Secondo una ricerca il segreto per film, serie tv, romanzi e persino campagne di finanziamento è rappresentato dai rovesci narrativi
A noi esseri umani piacciono le storie – o, come va adesso di moda chiamarlo, “lo storytelling”. Abbiamo ‘L’istinto di narrare’, per riprendere il titolo di un fortunato saggio di Jonathan Gottschall: raccontare storie, costruire universi di finzione aiuta a stare al mondo, a costruire la nostra società. Ma le storie non sono tutte uguali: non solo perché – è sempre Gottschall a notarlo in un saggio successivo, intitolato ‘Il lato oscuro delle storie’, sempre pubblicato in italiano da Bollati Boringhieri – come costruiscono la società la possono anche distruggere, ma perché molto banalmente alcune storie sono noiose, non piacciono.
Inventare belle storie, che appassionino e vengano ricordate, non è semplice: nel corso dei millenni sono state avanzate varie teorie, stilati vari elenchi di ingredienti che possono determinare il successo di una storia, ma è difficile verificare se ad esempio una certa struttura narrativa è davvero più efficace di altre. Mentre queste teorie rimanevano senza conferme, se non aneddotiche, si è tentato un approccio di “forza bruta”, analizzando con strumenti di linguistica computazionale gli elementi di film o romanzi di successo, ottenendo parametri apparentemente significativi ma non facilmente comprensibili.
A questo punto l’articolo potrebbe continuare con un “finché un ricercatore dell’Università di Toronto e due della Northeastern University di Boston hanno avuto un’idea”. Il che sarebbe in parte vero – stiamo effettivamente parlando di una ricerca da poco pubblicata su ‘Science Advances’ da Samsun Knight, Matthew D. Rocklage e Yakov Bart – ma sarebbe appunto una storia e chi è arrivato fin qui a leggere dovrebbe aver capito che dovremmo sempre avere un po’ di diffidenza verso le storie. Anche perché l’idea di partenza non è che sia particolarmente originale: mettere insieme i due approcci, quello più teorico e quello computazionale, per identificare “l’ingrediente segreto” delle storie di successo. I tre sono arrivati a un risultato interessante, verificato analizzando film, serie tv, romanzi e persino le presentazioni di progetti da finanziare tramite una piattaforma di crowdfunding – ma difficilmente questo lavoro metterà la parola fine alle discussioni sul tema. Anche per via di qualche perplessità sulla ricerca, ad esempio per quanto riguarda la quantificazione del successo dei vari prodotti (le stelline date dagli utenti del sito IMDb per film e serie tv, il numero di download su Project Gutenberg per i romanzi: non proprio il massimo) e sul sistema di analisi delle storie, basato su alcune parole chiave che potrebbero perdere di vista molti dettagli narrativi.

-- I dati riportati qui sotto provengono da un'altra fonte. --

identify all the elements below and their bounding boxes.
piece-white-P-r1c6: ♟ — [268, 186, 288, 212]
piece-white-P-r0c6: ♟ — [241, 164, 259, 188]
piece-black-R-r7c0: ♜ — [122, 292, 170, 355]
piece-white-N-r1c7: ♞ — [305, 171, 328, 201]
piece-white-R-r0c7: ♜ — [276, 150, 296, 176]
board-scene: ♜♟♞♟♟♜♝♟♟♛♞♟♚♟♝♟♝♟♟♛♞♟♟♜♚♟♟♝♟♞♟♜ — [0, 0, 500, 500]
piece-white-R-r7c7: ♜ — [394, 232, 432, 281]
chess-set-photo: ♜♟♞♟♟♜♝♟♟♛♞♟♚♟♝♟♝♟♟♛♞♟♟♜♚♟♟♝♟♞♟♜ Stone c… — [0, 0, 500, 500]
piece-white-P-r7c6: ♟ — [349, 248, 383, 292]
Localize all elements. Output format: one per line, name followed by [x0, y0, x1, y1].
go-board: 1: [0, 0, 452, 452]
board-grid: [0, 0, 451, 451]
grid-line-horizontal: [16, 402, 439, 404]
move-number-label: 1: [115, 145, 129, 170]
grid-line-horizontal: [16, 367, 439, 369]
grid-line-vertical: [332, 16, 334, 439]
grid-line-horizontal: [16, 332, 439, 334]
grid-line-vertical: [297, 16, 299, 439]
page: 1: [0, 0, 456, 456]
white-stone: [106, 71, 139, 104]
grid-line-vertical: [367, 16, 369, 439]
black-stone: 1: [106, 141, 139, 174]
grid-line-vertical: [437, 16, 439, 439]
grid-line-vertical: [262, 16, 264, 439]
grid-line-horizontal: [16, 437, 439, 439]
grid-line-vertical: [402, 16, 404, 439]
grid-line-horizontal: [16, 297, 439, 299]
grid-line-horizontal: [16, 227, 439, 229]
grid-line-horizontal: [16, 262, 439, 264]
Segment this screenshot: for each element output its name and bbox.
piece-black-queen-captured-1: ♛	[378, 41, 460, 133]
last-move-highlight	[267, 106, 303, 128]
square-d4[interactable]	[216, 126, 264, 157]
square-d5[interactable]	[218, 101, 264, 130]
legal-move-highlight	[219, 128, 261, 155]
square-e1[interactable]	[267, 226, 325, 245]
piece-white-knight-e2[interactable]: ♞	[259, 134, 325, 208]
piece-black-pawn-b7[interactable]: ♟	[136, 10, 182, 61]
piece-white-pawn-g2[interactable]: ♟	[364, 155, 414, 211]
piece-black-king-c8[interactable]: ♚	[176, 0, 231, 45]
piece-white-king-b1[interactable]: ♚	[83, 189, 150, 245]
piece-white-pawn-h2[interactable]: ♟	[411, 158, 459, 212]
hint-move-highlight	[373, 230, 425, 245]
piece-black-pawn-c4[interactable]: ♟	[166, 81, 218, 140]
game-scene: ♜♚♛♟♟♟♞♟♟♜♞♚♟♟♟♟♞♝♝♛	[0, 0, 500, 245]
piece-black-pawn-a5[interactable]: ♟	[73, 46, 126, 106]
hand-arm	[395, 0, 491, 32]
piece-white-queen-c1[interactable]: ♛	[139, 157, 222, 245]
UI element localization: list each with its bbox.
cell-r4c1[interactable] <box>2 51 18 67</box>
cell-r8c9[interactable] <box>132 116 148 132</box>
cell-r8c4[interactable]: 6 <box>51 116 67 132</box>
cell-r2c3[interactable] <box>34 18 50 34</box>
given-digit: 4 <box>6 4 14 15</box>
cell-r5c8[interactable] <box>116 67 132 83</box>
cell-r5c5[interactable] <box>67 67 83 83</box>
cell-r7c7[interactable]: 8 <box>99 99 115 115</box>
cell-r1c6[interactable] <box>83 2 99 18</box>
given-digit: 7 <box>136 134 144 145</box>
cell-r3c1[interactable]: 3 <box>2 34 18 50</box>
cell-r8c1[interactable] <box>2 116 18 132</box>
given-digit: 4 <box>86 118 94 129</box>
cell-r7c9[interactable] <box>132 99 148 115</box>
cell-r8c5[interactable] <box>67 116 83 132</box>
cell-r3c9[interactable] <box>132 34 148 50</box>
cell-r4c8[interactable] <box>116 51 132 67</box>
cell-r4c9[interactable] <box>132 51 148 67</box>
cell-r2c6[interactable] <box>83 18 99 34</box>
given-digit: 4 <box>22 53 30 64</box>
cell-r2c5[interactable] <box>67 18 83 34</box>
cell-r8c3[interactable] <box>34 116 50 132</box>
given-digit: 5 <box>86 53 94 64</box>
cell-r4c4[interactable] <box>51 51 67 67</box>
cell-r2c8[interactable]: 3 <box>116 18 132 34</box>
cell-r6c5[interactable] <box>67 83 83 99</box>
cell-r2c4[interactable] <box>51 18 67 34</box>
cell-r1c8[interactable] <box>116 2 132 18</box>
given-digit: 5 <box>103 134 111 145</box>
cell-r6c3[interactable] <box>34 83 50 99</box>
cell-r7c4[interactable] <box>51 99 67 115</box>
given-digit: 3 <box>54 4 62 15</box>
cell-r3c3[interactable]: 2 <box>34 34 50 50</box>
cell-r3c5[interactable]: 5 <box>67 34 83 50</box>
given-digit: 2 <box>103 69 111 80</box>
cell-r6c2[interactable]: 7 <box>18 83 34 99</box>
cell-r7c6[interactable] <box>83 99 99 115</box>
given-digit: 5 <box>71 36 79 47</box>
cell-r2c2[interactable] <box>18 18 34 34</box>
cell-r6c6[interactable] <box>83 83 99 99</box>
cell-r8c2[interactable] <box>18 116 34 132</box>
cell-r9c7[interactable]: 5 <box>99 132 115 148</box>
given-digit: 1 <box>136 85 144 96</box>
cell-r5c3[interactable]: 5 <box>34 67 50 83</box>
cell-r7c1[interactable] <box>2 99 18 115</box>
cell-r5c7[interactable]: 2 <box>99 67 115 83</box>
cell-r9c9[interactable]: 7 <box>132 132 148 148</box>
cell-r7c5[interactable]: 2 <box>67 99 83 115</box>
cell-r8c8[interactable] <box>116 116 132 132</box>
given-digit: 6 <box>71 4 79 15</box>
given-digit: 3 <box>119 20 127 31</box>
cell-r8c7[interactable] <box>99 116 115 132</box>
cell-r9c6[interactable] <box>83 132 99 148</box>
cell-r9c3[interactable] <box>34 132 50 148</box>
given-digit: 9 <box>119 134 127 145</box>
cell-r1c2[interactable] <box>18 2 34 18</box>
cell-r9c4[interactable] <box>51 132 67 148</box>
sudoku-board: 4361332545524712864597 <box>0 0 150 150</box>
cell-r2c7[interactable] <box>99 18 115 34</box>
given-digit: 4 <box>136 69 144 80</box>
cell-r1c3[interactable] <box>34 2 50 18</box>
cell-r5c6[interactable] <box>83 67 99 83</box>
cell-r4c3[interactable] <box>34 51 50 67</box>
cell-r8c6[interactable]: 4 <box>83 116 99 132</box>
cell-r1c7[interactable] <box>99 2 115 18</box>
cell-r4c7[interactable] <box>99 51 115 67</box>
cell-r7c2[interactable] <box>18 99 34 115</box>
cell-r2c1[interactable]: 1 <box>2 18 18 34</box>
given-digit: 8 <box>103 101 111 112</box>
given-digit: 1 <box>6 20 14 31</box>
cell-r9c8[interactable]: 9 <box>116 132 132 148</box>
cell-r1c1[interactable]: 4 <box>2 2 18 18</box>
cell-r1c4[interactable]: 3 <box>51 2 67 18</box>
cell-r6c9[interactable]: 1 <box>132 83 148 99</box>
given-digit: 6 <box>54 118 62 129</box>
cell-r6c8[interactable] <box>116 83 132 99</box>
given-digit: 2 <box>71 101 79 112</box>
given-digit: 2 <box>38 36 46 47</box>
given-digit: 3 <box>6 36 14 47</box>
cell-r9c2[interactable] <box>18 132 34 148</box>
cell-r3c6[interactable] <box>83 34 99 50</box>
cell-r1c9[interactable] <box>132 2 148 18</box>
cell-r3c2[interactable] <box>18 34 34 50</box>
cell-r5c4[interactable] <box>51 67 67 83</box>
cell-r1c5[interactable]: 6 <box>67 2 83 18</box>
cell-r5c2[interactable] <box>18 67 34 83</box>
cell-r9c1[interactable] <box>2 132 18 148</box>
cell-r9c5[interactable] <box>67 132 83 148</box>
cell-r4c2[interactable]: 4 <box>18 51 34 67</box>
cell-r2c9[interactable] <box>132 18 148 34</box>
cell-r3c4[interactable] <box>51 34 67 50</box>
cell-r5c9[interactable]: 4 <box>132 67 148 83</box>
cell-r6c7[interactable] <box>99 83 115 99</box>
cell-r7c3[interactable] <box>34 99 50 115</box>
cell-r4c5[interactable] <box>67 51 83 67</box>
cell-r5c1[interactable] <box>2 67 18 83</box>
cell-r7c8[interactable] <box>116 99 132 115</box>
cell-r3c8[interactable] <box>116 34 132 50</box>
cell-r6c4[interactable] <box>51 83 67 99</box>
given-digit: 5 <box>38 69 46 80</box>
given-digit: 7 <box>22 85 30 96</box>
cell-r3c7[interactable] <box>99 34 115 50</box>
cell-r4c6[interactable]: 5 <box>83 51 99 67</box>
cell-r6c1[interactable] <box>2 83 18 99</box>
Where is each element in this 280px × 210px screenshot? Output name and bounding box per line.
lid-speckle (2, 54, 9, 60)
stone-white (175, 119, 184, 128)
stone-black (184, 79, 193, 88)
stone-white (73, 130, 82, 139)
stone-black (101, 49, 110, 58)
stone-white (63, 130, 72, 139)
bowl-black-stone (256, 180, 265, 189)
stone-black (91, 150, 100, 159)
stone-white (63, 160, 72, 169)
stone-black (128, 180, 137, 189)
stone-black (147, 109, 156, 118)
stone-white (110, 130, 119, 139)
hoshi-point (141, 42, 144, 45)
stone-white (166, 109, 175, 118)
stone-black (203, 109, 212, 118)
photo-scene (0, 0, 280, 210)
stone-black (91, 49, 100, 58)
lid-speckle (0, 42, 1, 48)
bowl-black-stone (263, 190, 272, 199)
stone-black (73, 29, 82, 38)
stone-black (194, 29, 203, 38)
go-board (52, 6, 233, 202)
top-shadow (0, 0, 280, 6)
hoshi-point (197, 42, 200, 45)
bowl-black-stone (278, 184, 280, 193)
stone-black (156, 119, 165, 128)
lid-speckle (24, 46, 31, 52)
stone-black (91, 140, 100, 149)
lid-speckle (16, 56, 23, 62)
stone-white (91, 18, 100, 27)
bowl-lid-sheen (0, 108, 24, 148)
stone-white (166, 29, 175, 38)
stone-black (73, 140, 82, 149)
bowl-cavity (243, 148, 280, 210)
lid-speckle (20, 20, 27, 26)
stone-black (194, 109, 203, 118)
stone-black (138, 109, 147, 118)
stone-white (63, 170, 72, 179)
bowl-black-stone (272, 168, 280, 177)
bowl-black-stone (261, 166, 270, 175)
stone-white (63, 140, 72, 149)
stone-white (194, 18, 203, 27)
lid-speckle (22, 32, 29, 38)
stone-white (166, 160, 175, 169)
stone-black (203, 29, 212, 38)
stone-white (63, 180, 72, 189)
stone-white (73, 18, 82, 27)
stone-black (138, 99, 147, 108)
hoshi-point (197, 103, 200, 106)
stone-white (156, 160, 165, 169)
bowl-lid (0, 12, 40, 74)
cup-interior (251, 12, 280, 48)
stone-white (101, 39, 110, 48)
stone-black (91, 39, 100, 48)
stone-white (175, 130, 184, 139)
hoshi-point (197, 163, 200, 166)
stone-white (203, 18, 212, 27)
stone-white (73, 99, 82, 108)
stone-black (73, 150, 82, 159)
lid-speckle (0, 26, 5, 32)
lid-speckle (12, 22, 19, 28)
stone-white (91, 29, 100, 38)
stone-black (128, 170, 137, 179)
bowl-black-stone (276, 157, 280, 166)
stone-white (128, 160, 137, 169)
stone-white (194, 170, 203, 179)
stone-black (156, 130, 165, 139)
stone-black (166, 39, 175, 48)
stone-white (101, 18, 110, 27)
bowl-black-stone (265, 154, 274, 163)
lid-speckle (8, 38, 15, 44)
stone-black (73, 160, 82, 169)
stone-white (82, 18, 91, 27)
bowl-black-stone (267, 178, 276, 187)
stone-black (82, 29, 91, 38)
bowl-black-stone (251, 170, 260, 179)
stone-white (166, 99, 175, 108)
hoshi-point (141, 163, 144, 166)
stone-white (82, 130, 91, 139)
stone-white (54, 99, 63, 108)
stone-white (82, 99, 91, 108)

Qual è comunque il “segreto di una storia di successo”? I rovesci narrativi: non necessariamente colpi di scena tipo “Tizio era fin dall’inizio in combutta con Caio”, ma quelli che definiscono “cambi di valenza della storia”, passando da una situazione positiva a una negativa o viceversa. Romeo e Giulietta si conoscono e si innamorano, e quindi tutto va bene; poi scoprono di appartenere a due famiglie rivali, e tutto va male. Mettendo in un grafico questo andamento da positivo a negativo, si vede che le storie migliori paiono delle montagne russe, con un continuo salire e scendere per poi risalire eccetera. Non c’è un numero ottimale di rovesci: più ce ne sono, più il nostro film sarà valutato positivamente su IMDb, compensando secondo gli autori altri aspetti (come la presenza di attori o attrici popolari) che richiederebbero fino a 40 milioni di dollari di budget. E se questa ricerca convincerà a investire un po’ di più sulle sceneggiature di film e serie tv, sarà un ottimo lieto fine.